March 26, 2024 - Juan Carlos Jaramillo, M.D., Chief Medical Officer of Valneva, said in a press release, "Valneva's commitment to our vision – to live in a world in which no one dies or suffers from a vaccine-preventable disease – fuels our pursuit for preparedness solutions against the Zika virus. As global temperatures rise and rainfall increases, the habitat for disease-carrying mosquitoes expands, presenting an ongoing public health challenge."
March 20, 2024 - Valneva SE stated that a vaccine against the Zika virus would complement the Company's portfolio of travel vaccines against mosquito-borne diseases, which already includes IXCHIQ® and IXIARO®.

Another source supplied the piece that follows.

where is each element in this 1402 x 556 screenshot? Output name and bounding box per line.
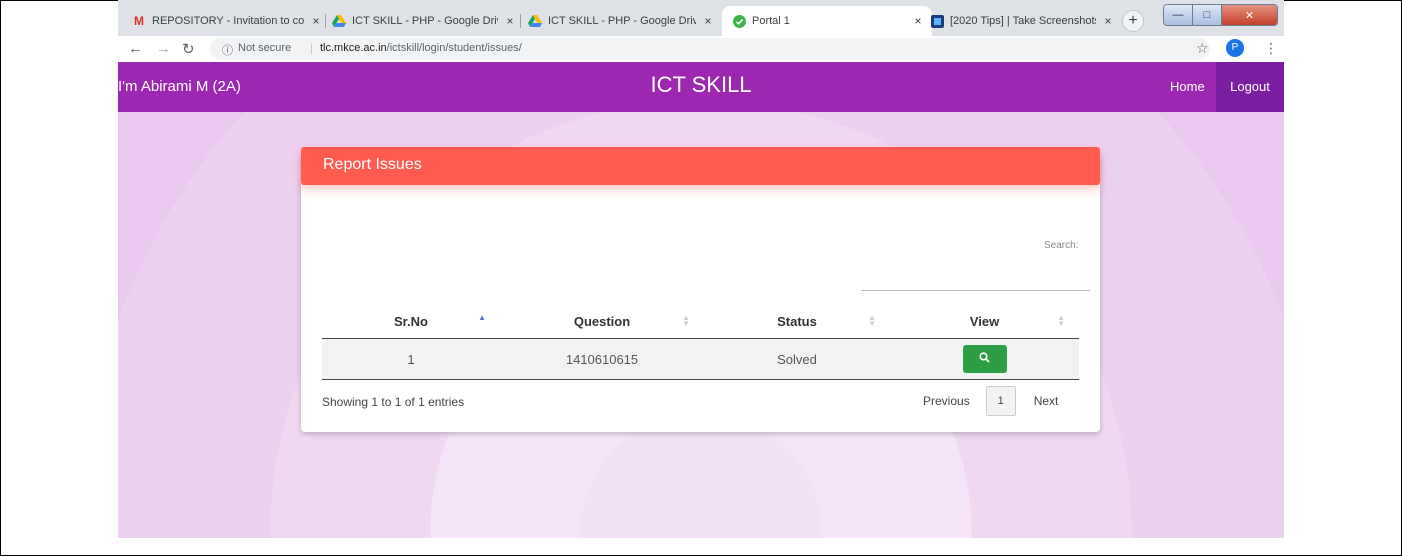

November 9, 2023 - The Company announced the re-initiation of clinical development for ZIKA VACCINE CANDIDATE—VLA1601, with further program evaluation planned.

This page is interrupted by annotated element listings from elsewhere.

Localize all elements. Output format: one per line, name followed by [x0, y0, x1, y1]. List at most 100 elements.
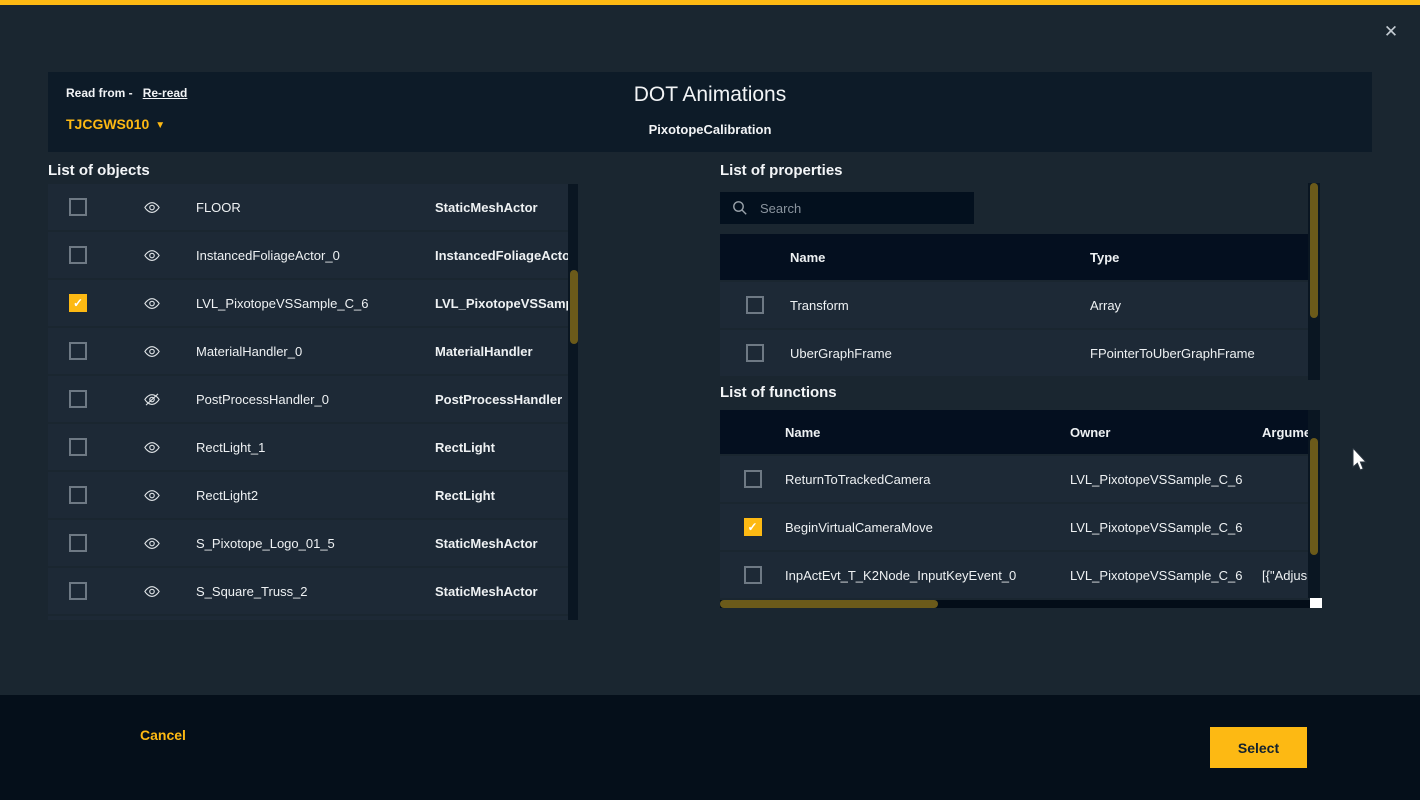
functions-list: ReturnToTrackedCamera LVL_PixotopeVSSamp… — [720, 456, 1308, 599]
object-row[interactable]: FLOOR StaticMeshActor — [48, 184, 568, 230]
function-name: BeginVirtualCameraMove — [785, 520, 1070, 535]
object-type: StaticMeshActor — [435, 536, 568, 551]
page-title: DOT Animations — [48, 83, 1372, 107]
functions-heading: List of functions — [720, 384, 837, 401]
checkbox[interactable] — [746, 296, 764, 314]
object-name: S_Square_Truss_2 — [196, 584, 435, 599]
property-row[interactable]: Transform Array — [720, 282, 1308, 328]
eye-icon[interactable] — [108, 344, 196, 359]
page-subtitle: PixotopeCalibration — [48, 122, 1372, 137]
object-row-partial — [48, 616, 568, 620]
objects-scrollbar-track[interactable] — [568, 184, 578, 620]
eye-off-icon[interactable] — [108, 392, 196, 407]
property-row[interactable]: UberGraphFrame FPointerToUberGraphFrame — [720, 330, 1308, 376]
properties-heading: List of properties — [720, 162, 843, 179]
function-row[interactable]: BeginVirtualCameraMove LVL_PixotopeVSSam… — [720, 504, 1308, 550]
properties-scrollbar-thumb[interactable] — [1310, 183, 1318, 318]
accent-top-bar — [0, 0, 1420, 5]
scrollbar-corner — [1310, 598, 1322, 608]
eye-icon[interactable] — [108, 584, 196, 599]
function-arguments: [{"Adjus — [1262, 568, 1308, 583]
checkbox-checked[interactable] — [69, 294, 87, 312]
checkbox[interactable] — [744, 470, 762, 488]
object-type: InstancedFoliageActor — [435, 248, 568, 263]
functions-hscrollbar-thumb[interactable] — [720, 600, 938, 608]
close-icon[interactable]: ✕ — [1379, 20, 1403, 44]
object-type: MaterialHandler — [435, 344, 568, 359]
properties-col-type: Type — [1090, 250, 1308, 265]
functions-scrollbar-thumb[interactable] — [1310, 438, 1318, 555]
checkbox[interactable] — [69, 582, 87, 600]
object-type: RectLight — [435, 488, 568, 503]
object-name: FLOOR — [196, 200, 435, 215]
functions-col-owner: Owner — [1070, 425, 1262, 440]
functions-hscrollbar-track[interactable] — [720, 600, 1310, 608]
functions-col-arguments: Arguments — [1262, 425, 1308, 440]
dialog-screen: ✕ Read from -Re-read TJCGWS010▼ DOT Anim… — [0, 0, 1420, 800]
object-row[interactable]: PostProcessHandler_0 PostProcessHandler — [48, 376, 568, 422]
objects-scrollbar-thumb[interactable] — [570, 270, 578, 344]
object-name: InstancedFoliageActor_0 — [196, 248, 435, 263]
search-icon — [732, 200, 748, 216]
search-box[interactable] — [720, 192, 974, 224]
checkbox[interactable] — [69, 246, 87, 264]
objects-heading: List of objects — [48, 162, 150, 179]
cancel-button[interactable]: Cancel — [140, 727, 186, 743]
dialog-footer: Cancel Select — [0, 695, 1420, 800]
property-type: Array — [1090, 298, 1308, 313]
object-type: LVL_PixotopeVSSample_C_6 — [435, 296, 568, 311]
eye-icon[interactable] — [108, 440, 196, 455]
property-name: Transform — [790, 298, 1090, 313]
object-row[interactable]: RectLight2 RectLight — [48, 472, 568, 518]
function-owner: LVL_PixotopeVSSample_C_6 — [1070, 568, 1262, 583]
object-name: S_Pixotope_Logo_01_5 — [196, 536, 435, 551]
eye-icon[interactable] — [108, 200, 196, 215]
checkbox[interactable] — [69, 390, 87, 408]
checkbox-checked[interactable] — [744, 518, 762, 536]
object-type: PostProcessHandler — [435, 392, 568, 407]
object-row[interactable]: S_Pixotope_Logo_01_5 StaticMeshActor — [48, 520, 568, 566]
eye-icon[interactable] — [108, 248, 196, 263]
functions-scrollbar-track[interactable] — [1308, 410, 1320, 598]
object-name: LVL_PixotopeVSSample_C_6 — [196, 296, 435, 311]
objects-list: FLOOR StaticMeshActor InstancedFoliageAc… — [48, 184, 568, 620]
select-button[interactable]: Select — [1210, 727, 1307, 768]
eye-icon[interactable] — [108, 536, 196, 551]
checkbox[interactable] — [69, 486, 87, 504]
object-row[interactable]: S_Square_Truss_2 StaticMeshActor — [48, 568, 568, 614]
function-name: InpActEvt_T_K2Node_InputKeyEvent_0 — [785, 568, 1070, 583]
dialog-header: Read from -Re-read TJCGWS010▼ DOT Animat… — [48, 72, 1372, 152]
checkbox[interactable] — [744, 566, 762, 584]
function-row[interactable]: InpActEvt_T_K2Node_InputKeyEvent_0 LVL_P… — [720, 552, 1308, 598]
object-row[interactable]: LVL_PixotopeVSSample_C_6 LVL_PixotopeVSS… — [48, 280, 568, 326]
object-type: StaticMeshActor — [435, 584, 568, 599]
function-row[interactable]: ReturnToTrackedCamera LVL_PixotopeVSSamp… — [720, 456, 1308, 502]
object-row[interactable]: RectLight_1 RectLight — [48, 424, 568, 470]
object-type: RectLight — [435, 440, 568, 455]
mouse-cursor — [1352, 448, 1368, 477]
object-row[interactable]: InstancedFoliageActor_0 InstancedFoliage… — [48, 232, 568, 278]
object-name: RectLight_1 — [196, 440, 435, 455]
property-type: FPointerToUberGraphFrame — [1090, 346, 1308, 361]
eye-icon[interactable] — [108, 488, 196, 503]
function-name: ReturnToTrackedCamera — [785, 472, 1070, 487]
property-name: UberGraphFrame — [790, 346, 1090, 361]
function-owner: LVL_PixotopeVSSample_C_6 — [1070, 472, 1262, 487]
object-type: StaticMeshActor — [435, 200, 568, 215]
checkbox[interactable] — [69, 342, 87, 360]
eye-icon[interactable] — [108, 296, 196, 311]
checkbox[interactable] — [69, 198, 87, 216]
properties-table-header: Name Type — [720, 234, 1308, 280]
object-name: RectLight2 — [196, 488, 435, 503]
object-name: PostProcessHandler_0 — [196, 392, 435, 407]
properties-list: Transform Array UberGraphFrame FPointerT… — [720, 282, 1308, 378]
object-name: MaterialHandler_0 — [196, 344, 435, 359]
functions-col-name: Name — [785, 425, 1070, 440]
properties-col-name: Name — [790, 250, 1090, 265]
object-row[interactable]: MaterialHandler_0 MaterialHandler — [48, 328, 568, 374]
properties-scrollbar-track[interactable] — [1308, 183, 1320, 380]
checkbox[interactable] — [69, 438, 87, 456]
checkbox[interactable] — [69, 534, 87, 552]
checkbox[interactable] — [746, 344, 764, 362]
search-input[interactable] — [758, 200, 952, 217]
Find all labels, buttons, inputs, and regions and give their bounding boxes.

March 30, 2023 - Valneva's Chief Medical Officer, Juan Carlos Jaramillo, MD, will host a discussion on the opportunities and challenges of developing Zika vaccines on April 4, 2023.
VLA1601 Clinical Trial
In March 2024, Valneva initiated a Phase 1 clinical trial (NCT06334393) to investigate the safety and immunogenicity of VLA1601. As of November 4, 2025, the randomized controlled Phase 1 trial, VLA1601-102, enrolled approximately 150 participants aged 18 to 49 years in the U.S. Participants received two administrations of the highly purified, inactivated, aluminum-adjuvanted vaccine candidate VLA1601 at low, medium, or high doses, four weeks apart. In addition, the low dose of VLA1601 was evaluated with additional adjuvants, either the CpG 1018® adjuvant from Dynavax Technologies Corporation or the 3M-052-AF adjuvant from the Access to Advanced Health Institute. Data up to Day 57 (four weeks after the second dose) (Part A Analysis) showed that VLA1601 was generally safe and well-tolerated across all five treatment arms, with no safety concerns identified. Additionally, an independent Data Safety Monitoring Board found no safety issues. Two doses of VLA1601 were immunogenic across all five treatment arms investigated (i.e., alumadjuvanted Low, Medium, and High antigen dose; Low with additional adjuvants). The strongest immune response was observed in the double-adjuvant treatment arms (Low+alum+3M-052-AF and Low+alum+CpG1018) with statistically significantly higher neutralizing antibody titers (Geometric Mean Titers - GMTs) at Day 43 and Day 57 than in the single-adjuvant (alum) treatment arm. The immune response induced by the double-adjuvanted VLA1601 second-generation vaccine candidate was successfully improved compared to the first-generation vaccine candidate, with higher peak seroconversion rates (>93% vs 86%) and peak Geometric Mean Fold Increase of titers (>56 fold vs >7 fold)
Valneva concluded the Phase 1 trial for the first-generation vaccine (NCT03425149). It was first posted on February 7, 2018.